Kobietki, nie damy się. Jesteśmy silne ! ! ! A siłę dają nam nasze cuda, te które już SĄ i te, które będą.

Piszcie !

:tak:Usmiałam się:tak: Trochę to zabrzmiało jak zagrzewanie do walki przed meczem:tak:
A ja własnie dzis rano miałam poważna rozmowe z moim odbiciem w lustrze pt "jezzzuuuuu, jak ty kobieto wyglądasz:tak:"
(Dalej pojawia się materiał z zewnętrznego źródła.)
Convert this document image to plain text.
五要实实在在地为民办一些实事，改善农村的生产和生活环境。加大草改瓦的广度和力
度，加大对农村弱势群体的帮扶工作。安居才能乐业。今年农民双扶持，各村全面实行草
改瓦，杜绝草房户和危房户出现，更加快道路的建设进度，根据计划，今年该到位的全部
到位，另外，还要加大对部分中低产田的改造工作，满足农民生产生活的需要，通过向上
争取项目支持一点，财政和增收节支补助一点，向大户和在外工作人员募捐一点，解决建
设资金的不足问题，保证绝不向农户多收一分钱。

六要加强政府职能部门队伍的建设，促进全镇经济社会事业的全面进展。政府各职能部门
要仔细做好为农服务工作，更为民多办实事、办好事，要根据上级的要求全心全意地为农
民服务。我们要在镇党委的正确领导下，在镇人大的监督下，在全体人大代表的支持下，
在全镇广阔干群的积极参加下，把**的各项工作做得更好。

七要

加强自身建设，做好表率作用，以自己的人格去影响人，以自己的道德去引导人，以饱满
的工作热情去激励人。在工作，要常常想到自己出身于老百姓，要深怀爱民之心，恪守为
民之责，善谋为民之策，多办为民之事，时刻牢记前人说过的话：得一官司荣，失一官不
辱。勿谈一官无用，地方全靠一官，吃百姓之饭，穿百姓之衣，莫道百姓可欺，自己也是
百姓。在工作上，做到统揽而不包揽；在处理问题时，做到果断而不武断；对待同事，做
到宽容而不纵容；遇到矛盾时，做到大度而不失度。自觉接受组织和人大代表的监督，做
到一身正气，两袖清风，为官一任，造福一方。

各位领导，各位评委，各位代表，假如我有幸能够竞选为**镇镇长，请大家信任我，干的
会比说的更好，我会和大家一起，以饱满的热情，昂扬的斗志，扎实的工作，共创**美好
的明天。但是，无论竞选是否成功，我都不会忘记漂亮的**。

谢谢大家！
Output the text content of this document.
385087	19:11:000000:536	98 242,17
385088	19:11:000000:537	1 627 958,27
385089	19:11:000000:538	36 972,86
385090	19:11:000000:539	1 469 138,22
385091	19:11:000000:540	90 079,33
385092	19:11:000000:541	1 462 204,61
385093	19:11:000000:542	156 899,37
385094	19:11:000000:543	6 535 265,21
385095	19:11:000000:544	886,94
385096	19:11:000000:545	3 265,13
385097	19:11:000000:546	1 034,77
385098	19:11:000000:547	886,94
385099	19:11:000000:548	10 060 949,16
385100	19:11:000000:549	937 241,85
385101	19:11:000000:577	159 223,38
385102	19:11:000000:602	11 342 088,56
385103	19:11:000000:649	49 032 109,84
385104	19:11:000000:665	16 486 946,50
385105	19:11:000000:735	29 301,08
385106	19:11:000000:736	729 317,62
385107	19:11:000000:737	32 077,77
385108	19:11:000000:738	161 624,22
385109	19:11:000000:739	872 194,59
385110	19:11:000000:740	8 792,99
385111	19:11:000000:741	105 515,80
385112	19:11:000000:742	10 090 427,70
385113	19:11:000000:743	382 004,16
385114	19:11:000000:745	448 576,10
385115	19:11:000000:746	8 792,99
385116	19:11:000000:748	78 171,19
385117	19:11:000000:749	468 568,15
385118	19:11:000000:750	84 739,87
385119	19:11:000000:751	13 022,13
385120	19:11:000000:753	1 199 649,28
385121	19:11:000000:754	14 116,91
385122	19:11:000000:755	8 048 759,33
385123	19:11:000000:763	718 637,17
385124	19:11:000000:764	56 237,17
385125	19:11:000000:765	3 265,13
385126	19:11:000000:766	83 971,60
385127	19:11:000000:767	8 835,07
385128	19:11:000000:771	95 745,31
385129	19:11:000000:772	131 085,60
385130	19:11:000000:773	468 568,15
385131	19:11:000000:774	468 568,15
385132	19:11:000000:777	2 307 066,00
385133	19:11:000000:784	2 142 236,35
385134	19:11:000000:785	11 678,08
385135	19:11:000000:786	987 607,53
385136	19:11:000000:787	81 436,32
Dziś pewnie domagałabym się jeszcze dokładniejszej diagnostyki, tylko jest za późno i nie ma co płakać nad rozlanym mlekiem ale przestrzec inne mamy - jak najbardziej.
No widzisz Dorota, o tym też myślałam zakładając ten wątek - może po przeczytaniu historii tu umieszczonych..może jakaś mama kiedyś skorzysta? Może będzie wiedziała o co pytać, na co nalegać. Oby nigdy nikomu taka wiedza sie nie przydała, ale w życiu różnie bywa..
 
Ostatnia edycja:
reklama
FraniowaMama - nawet nie wiesz, jak bardzo jestem wdzięczna za ten wątek. Niby mnie nie dotyczy, ale po tym co przeszliśmy z mężem, jestem jakoś bardziej "wyczulona" na takie sytuacje.
Widziałam zdjęcie Franusia - jest prześlicznym i wesołym chłopcem !! Aż się sama do siebie zaczęłam uśmiechać. Jest cudny !!

Jestem jak najbardziej za tym, aby takich wątków było więcej. Bo pokazują, że to co niemożliwe-staje się możliwe. I dodają sił.

Ja trzymam kciuki za Ciebie i Frania i Twoją rodzinkę. Będę teraz obserwować ten wątek, jak i ten o Franiu.
Gdybyś tylko czegoś potrzebowała, daj znać.